What I really want to see are useful Facebook applications.

Shitometer – “Mr Angry has had THREE poos today. Do you want to let him know how many poos you have had? Click here!”

Bunch O’cunts– Found people on Facebook you really hate? Add them in here, it will send them random abusive messages, completely anonymously, and we get to see who the most unpopular people on Facebook are.

Violent Tendencies – “Mr Angry is going to smash FAT JIM’s head repeatedly into a wall until his brain seeps out of his ears like those really horrible custard bogies you get after a cold.”

Thoughts Aloud – “Mr Angry has thought about blow-jobs FORTY THREE times today. In his network only FAT JIM has thought of blow-jobs more often. Are you now thinking about blow-jobs? I bet you are. Click here and tell the world!”

Are there any Facebook applications you would like to see?


  1. Oli · November 22, 2007

    try hatebook.com, a much more satisfying variation of facebook.

  2. Glammer · November 22, 2007

    Enthusiasm Eraser – With one click wipe out Facebook, Flickr, Bobo, MySpace and anything else web-based which people get bored with after a few months.

  3. Lin · November 22, 2007

    I really don’t believe you are ill if you have the energy to think about blow-jobs 43 times before breakfast! Nice one though.

  4. Jo · November 22, 2007

    instead of ‘accept’ and ‘ignore’

    I’d like a ‘Reject With Force’ button which not only blocks the person being your friend, but also sends them a ‘You have been rejected, mostly because you’re a dick’ pop up or something.

    Ignore just isn’t hardcore enough for some of my requests.

  5. The Inky Thinker · November 22, 2007

    not that I am the jealous type, but I would suggest a….

    “you best mate has thought about shagging your girlfriend, click here to smack him in the face”

    oh, and the “erectometer”

    … “click here to let everyone know you are currently as hard as a rock”

  6. Eliza · November 22, 2007

    an application that tells everyone on facen=book that you don’t really want to be on facebook but you missed out on so many frickin parties and ‘banter’ you had to join.

  7. Eliza · November 22, 2007

    i’m good at spelling.

  8. The Girl · November 22, 2007

    47 times.

    And it’s only just lunchtime.

  9. Glammer again · November 22, 2007

    eGay – sell your friends’ bums on the internet to rich, ugly gayers.

    Lust Buster – I dunno how it works but it sounds mean.

    Account of Monte Cristo – online banking with free classic movies. Hey, they don’t all have to be dyumbass ideas.

  10. clarissa · November 22, 2007

    There is something unsaid between you and Fat Jim (?)

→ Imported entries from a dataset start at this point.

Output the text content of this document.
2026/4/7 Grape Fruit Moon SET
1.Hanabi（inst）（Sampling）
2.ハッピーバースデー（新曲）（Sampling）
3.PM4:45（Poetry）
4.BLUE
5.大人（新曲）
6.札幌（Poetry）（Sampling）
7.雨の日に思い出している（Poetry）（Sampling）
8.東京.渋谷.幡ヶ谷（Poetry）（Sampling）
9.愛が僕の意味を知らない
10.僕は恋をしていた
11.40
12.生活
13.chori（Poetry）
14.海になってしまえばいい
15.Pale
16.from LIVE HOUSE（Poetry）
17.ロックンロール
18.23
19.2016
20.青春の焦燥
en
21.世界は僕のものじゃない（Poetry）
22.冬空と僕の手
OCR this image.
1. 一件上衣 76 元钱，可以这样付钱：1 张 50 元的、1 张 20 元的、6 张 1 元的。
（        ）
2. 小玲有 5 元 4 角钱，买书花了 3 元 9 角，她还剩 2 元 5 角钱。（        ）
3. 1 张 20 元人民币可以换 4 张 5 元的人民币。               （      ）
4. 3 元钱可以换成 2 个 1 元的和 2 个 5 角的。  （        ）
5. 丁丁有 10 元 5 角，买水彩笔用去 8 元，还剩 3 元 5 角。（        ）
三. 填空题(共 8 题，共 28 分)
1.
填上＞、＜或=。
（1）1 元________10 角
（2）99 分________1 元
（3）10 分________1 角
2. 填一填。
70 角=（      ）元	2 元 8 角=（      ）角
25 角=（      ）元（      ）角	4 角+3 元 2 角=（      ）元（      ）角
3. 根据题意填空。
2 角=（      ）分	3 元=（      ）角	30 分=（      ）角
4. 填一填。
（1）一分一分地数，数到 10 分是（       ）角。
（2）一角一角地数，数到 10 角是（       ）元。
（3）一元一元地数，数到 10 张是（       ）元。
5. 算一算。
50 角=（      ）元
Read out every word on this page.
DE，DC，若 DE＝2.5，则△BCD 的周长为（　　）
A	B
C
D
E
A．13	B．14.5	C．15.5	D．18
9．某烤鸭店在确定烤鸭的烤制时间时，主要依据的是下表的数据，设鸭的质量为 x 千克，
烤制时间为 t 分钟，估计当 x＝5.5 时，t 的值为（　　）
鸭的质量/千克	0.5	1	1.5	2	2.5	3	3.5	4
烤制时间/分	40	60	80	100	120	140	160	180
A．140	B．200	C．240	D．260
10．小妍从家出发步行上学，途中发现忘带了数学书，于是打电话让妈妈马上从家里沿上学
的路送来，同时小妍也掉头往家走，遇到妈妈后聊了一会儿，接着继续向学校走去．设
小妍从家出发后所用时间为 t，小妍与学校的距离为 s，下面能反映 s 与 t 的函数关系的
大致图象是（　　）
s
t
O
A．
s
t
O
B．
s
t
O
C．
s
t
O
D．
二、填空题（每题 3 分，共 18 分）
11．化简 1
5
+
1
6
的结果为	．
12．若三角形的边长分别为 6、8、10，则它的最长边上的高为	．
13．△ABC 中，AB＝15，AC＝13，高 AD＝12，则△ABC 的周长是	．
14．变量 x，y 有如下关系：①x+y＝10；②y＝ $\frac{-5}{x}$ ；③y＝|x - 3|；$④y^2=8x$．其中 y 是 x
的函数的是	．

  11. Mr H · November 22, 2007

    Why is it that every time you mention blowjobs, Fat Jim appears somewhere in a nearby sentence?

  12. TheBoy · November 22, 2007

    You really, really have to get back to work…

  13. mike · November 22, 2007

    Hey, I’m a rich ugly gayer! Where do I sign?!

  14. Mr Angry · November 22, 2007

    mike – Just how rich are we talking here…

  15. Mupps · November 22, 2007

    Mupps has facebook stalked 17 ex-boyfriends and schoolmates today. Tell Mupps to get a life.

  16. Four Dinners · November 22, 2007

    Hate Facebook. Kept getting offered booze – which is good – but then realised it wasn’t real booze – which is bad.

    Also was asked to become a vampire zombie or a zombie vampire or some’at. Odd.

    Also kept getting poked but somehow didn’t notice. Weird.